# Character Name Generator



## Murrdox (May 3, 2007)

I'm really really picky okay?  So bear with me here.

I'm starting a new D&D campaign soon.  I've been stuck as a player for a couple years, and the reigns have finally passed to me.

I'm looking for an NPC name generator... SPECIFICALLY (this would be great) a Forgotten Realms character generator.

See, the problem is I have lots of Elves in my campaign, and I'm HORRIBLE at coming up with Elvish names that are also Forgotten Realms-ish.

Wizards of the Coast has an NPC name generator on their site which I've played with... but the Elven names that it generates sound very Greyhawk-ish.

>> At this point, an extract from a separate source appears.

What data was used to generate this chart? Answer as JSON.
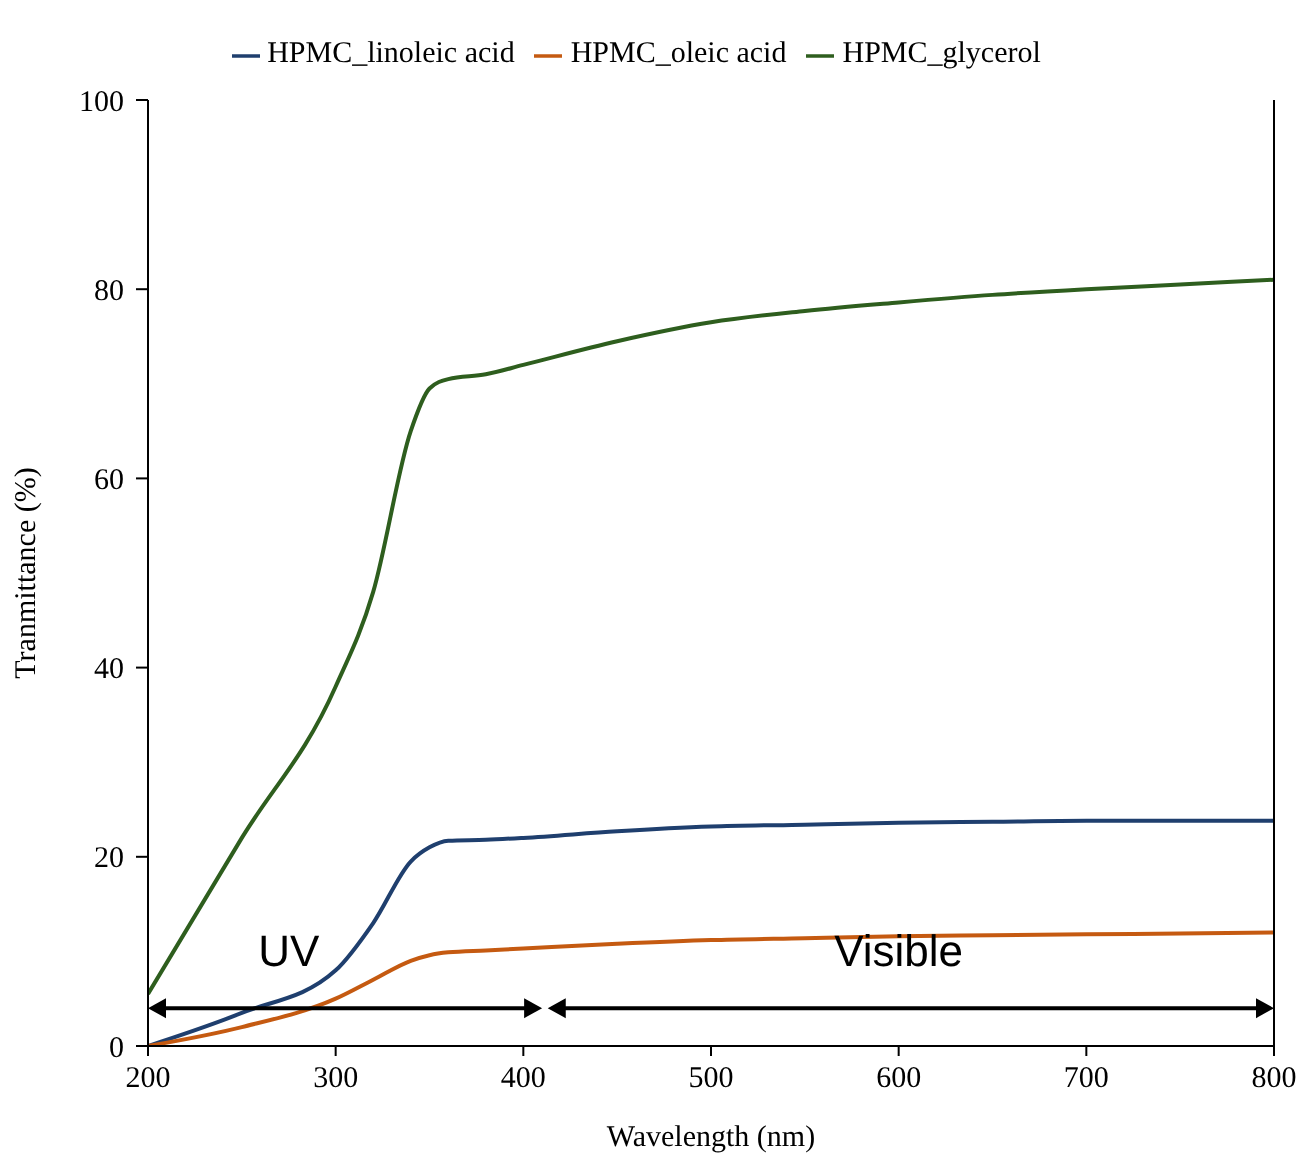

I might, in desperation, just turn to the indexes of "Return of the King" and pick out random Elvish names... I find that Forgotten Realms elves are very similar to Tolkien elves in terms of language and names.


----------



## Fargoth (May 3, 2007)

I use the Everchanging Book of Names (EBON) located here http://ebon.pyorre.net/

It has multiple naming files to include FR.


----------



## Murrdox (May 4, 2007)

Wow!  This is like... EXACTLY what I was looking for!  Thanks so much!

Is it worth the $10 to register?


----------



## Fargoth (May 4, 2007)

I believe so. I purchased it many years ago and use it almost exclusively. It's pretty easy to create your own generation files as well.


----------



## Bront (May 4, 2007)

Elves have different names in different settings?


----------



## sedarfaery (May 4, 2007)

Fargoth said:
			
		

> I use the Everchanging Book of Names (EBON) located here http://ebon.pyorre.net/
> 
> It has multiple naming files to include FR.

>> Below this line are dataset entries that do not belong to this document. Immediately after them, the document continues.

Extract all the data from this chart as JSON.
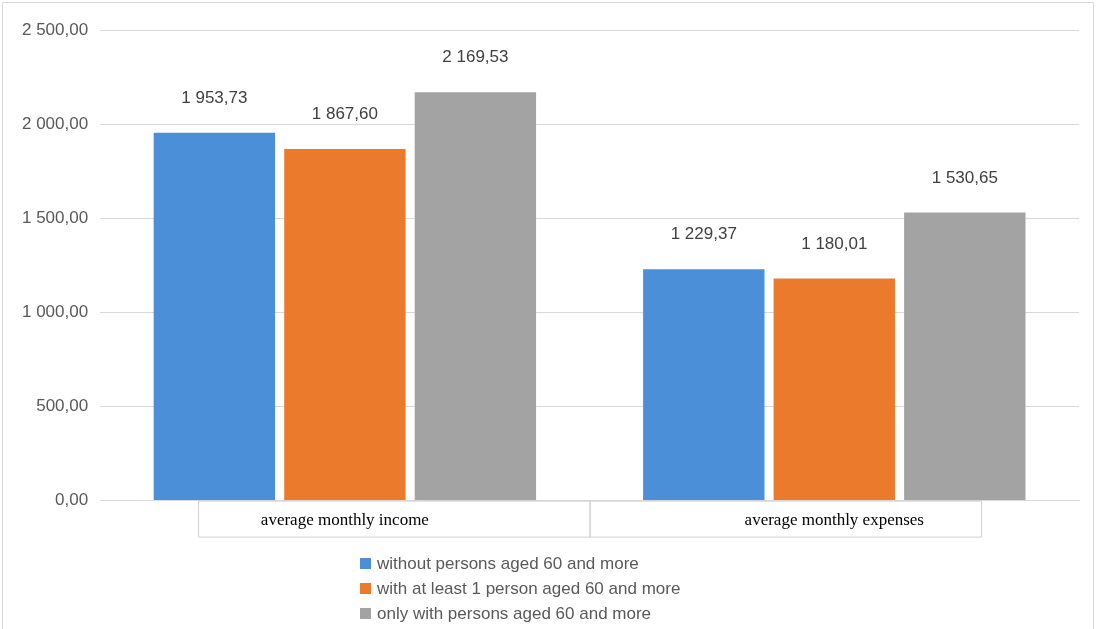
{
  "chart_data": {
    "type": "bar",
    "categories": [
      "average monthly income",
      "average monthly expenses"
    ],
    "series": [
      {
        "name": "without persons aged 60 and more",
        "color": "#4a8fd8",
        "values": [
          1953.73,
          1229.37
        ],
        "value_labels": [
          "1 953,73",
          "1 229,37"
        ]
      },
      {
        "name": "with at least 1 person aged 60 and more",
        "color": "#ec7a2c",
        "values": [
          1867.6,
          1180.01
        ],
        "value_labels": [
          "1 867,60",
          "1 180,01"
        ]
      },
      {
        "name": "only with persons aged 60 and more",
        "color": "#a3a3a3",
        "values": [
          2169.53,
          1530.65
        ],
        "value_labels": [
          "2 169,53",
          "1 530,65"
        ]
      }
    ],
    "ylim": [
      0,
      2500
    ],
    "yticks": [
      {
        "value": 0,
        "label": "0,00"
      },
      {
        "value": 500,
        "label": "500,00"
      },
      {
        "value": 1000,
        "label": "1 000,00"
      },
      {
        "value": 1500,
        "label": "1 500,00"
      },
      {
        "value": 2000,
        "label": "2 000,00"
      },
      {
        "value": 2500,
        "label": "2 500,00"
      }
    ],
    "grid": "y",
    "legend": "bottom"
  }
}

That is such a cool utility.   Thanks for the heads up.


----------



## Murrdox (May 4, 2007)

Bront said:
			
		

> Elves have different names in different settings?




If you look at Greyhawk vs Forgotten Realms, the typical Elven names are slightly differently styled.  I don't really know exactly how to describe it, other than saying that FR elves have more Tolkien-esque names.  By that I mean typically sounding more "airy" with more L's and I's for example.


----------